According to Dr. Volkman, the next step is to establish whether the CXCL12 dimer is effective in stopping or slowing the spread of cancer. To this end, he is again looking to rely on Dr. Dwinell’s assistance and foundational knowledge. Dr. Dwinell filed an earlier patent application on the use of CXCL12 in limiting cancer progression.
“While we focused on understanding details of the molecular structure of CXCL12, Dr. Dwinell’s research group developed a sophisticated method for measuring breast cancer metastasis,” reported Dr. Volkman. “So we asked him to help us design experiments to find out if his CXCL12 dimer could interfere with the spread of cancer.”

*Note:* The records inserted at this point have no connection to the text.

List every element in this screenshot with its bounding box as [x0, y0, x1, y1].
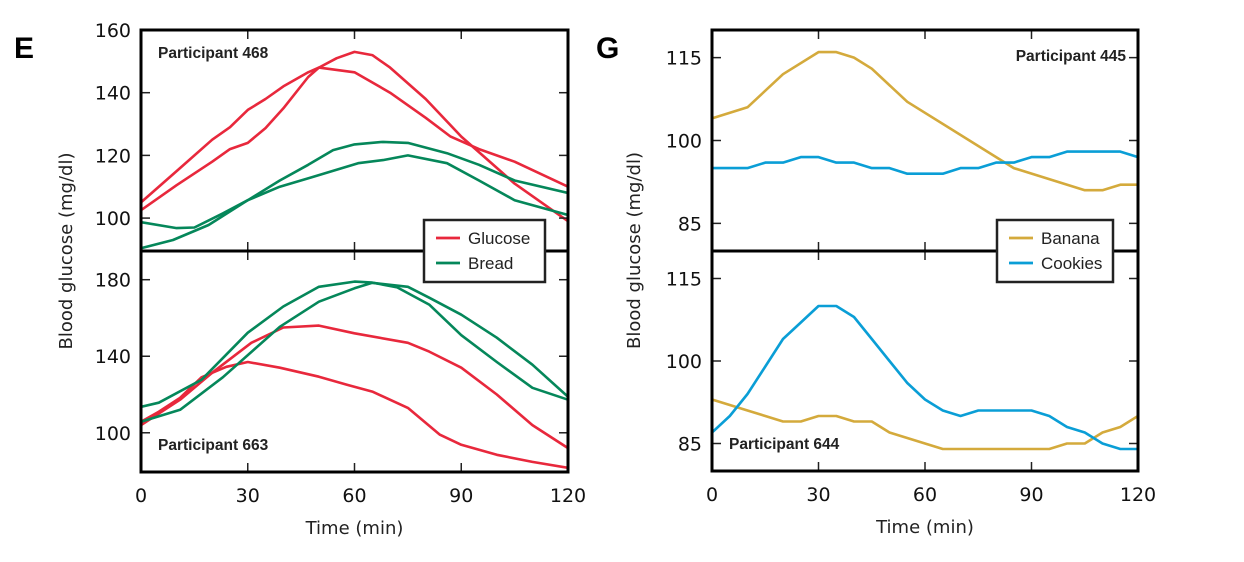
x-tick-label: 30	[806, 484, 830, 506]
x-tick-label: 30	[236, 485, 260, 507]
y-axis-title: Blood glucose (mg/dl)	[56, 153, 77, 350]
panel-e: E 100 120 140 160 Participant 468 100 140 180 Par…	[14, 20, 586, 539]
series-line-bread-4	[141, 281, 568, 424]
legend: Banana Cookies	[995, 218, 1115, 284]
x-tick-label: 120	[550, 485, 586, 507]
subplot-frame	[139, 28, 570, 253]
y-tick-label: 115	[666, 269, 702, 291]
series-group	[141, 50, 568, 250]
y-tick-label: 160	[95, 20, 131, 42]
subplot-top: 100 120 140 160 Participant 468	[95, 20, 570, 253]
subplot-title: Participant 663	[158, 437, 269, 454]
series-line-bread-3	[141, 280, 568, 409]
series-line-cookies-2	[712, 304, 1138, 451]
subplot-title: Participant 468	[158, 45, 269, 62]
y-tick-label: 140	[95, 83, 131, 105]
y-tick-label: 100	[666, 351, 702, 373]
x-tick-label: 60	[342, 485, 366, 507]
panel-g: G 85 100 115 Participant 445 85 100 115 Particip…	[596, 28, 1156, 538]
subplot-frame	[710, 249, 1140, 473]
y-tick-label: 115	[666, 48, 702, 70]
x-axis-title: Time (min)	[305, 518, 404, 539]
series-line-bread-3	[141, 140, 568, 230]
legend-box	[422, 218, 547, 284]
series-group	[712, 50, 1138, 192]
x-tick-label: 0	[706, 484, 718, 506]
legend-label: Bread	[468, 254, 513, 273]
panel-letter: G	[596, 32, 619, 65]
subplot-frame	[139, 249, 570, 474]
y-tick-label: 100	[95, 423, 131, 445]
y-tick-label: 140	[95, 346, 131, 368]
x-tick-label: 90	[1019, 484, 1043, 506]
series-line-cookies-2	[712, 150, 1138, 175]
subplot-top: 85 100 115 Participant 445	[666, 28, 1140, 253]
legend-label: Cookies	[1041, 254, 1102, 273]
subplot-title: Participant 644	[729, 436, 840, 453]
x-tick-label: 90	[449, 485, 473, 507]
legend-label: Banana	[1041, 229, 1100, 248]
x-tick-label: 60	[913, 484, 937, 506]
series-line-glucose-1	[141, 66, 568, 204]
y-tick-label: 180	[95, 270, 131, 292]
y-tick-label: 85	[678, 434, 702, 456]
series-line-banana-1	[712, 50, 1138, 192]
series-line-glucose-1	[141, 360, 568, 470]
y-tick-label: 120	[95, 145, 131, 167]
y-tick-label: 85	[678, 213, 702, 235]
series-group	[712, 304, 1138, 451]
y-axis-title: Blood glucose (mg/dl)	[624, 152, 645, 349]
subplot-title: Participant 445	[1016, 48, 1127, 65]
x-axis-title: Time (min)	[875, 517, 974, 538]
legend-label: Glucose	[468, 229, 530, 248]
series-line-banana-1	[712, 398, 1138, 451]
series-line-glucose-2	[141, 324, 568, 450]
y-tick-label: 100	[95, 208, 131, 230]
legend-box	[995, 218, 1115, 284]
series-group	[141, 280, 568, 470]
subplot-bottom: 100 140 180 Participant 663	[95, 249, 570, 474]
series-line-bread-4	[141, 154, 568, 250]
x-tick-label: 0	[135, 485, 147, 507]
panel-letter: E	[14, 32, 34, 65]
x-tick-label: 120	[1120, 484, 1156, 506]
legend: Glucose Bread	[422, 218, 547, 284]
y-tick-label: 100	[666, 131, 702, 153]
series-line-glucose-2	[141, 50, 568, 223]
subplot-bottom: 85 100 115 Participant 644	[666, 249, 1140, 473]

Although it has not yet been established that the CXCL12 dimer will have the desired effect on cancer development, Dr. Volkman said it is clear the CXCL12 molecule has an important role to play in designing new cancer treatments and he hopes that “stable synthetic versions of CXCL12 will allow us to conduct proof-of-concept studies about cancer prevention.”
The updated findings from Dr. Volkman’s research were published in the most recent edition of Science Signaling
, a new online journal issued by Science
magazine. Christopher Veldkamp, PhD, a biochemistry graduate of the Medical College’s Graduate School of Biomedical Sciences, served as lead author for the study.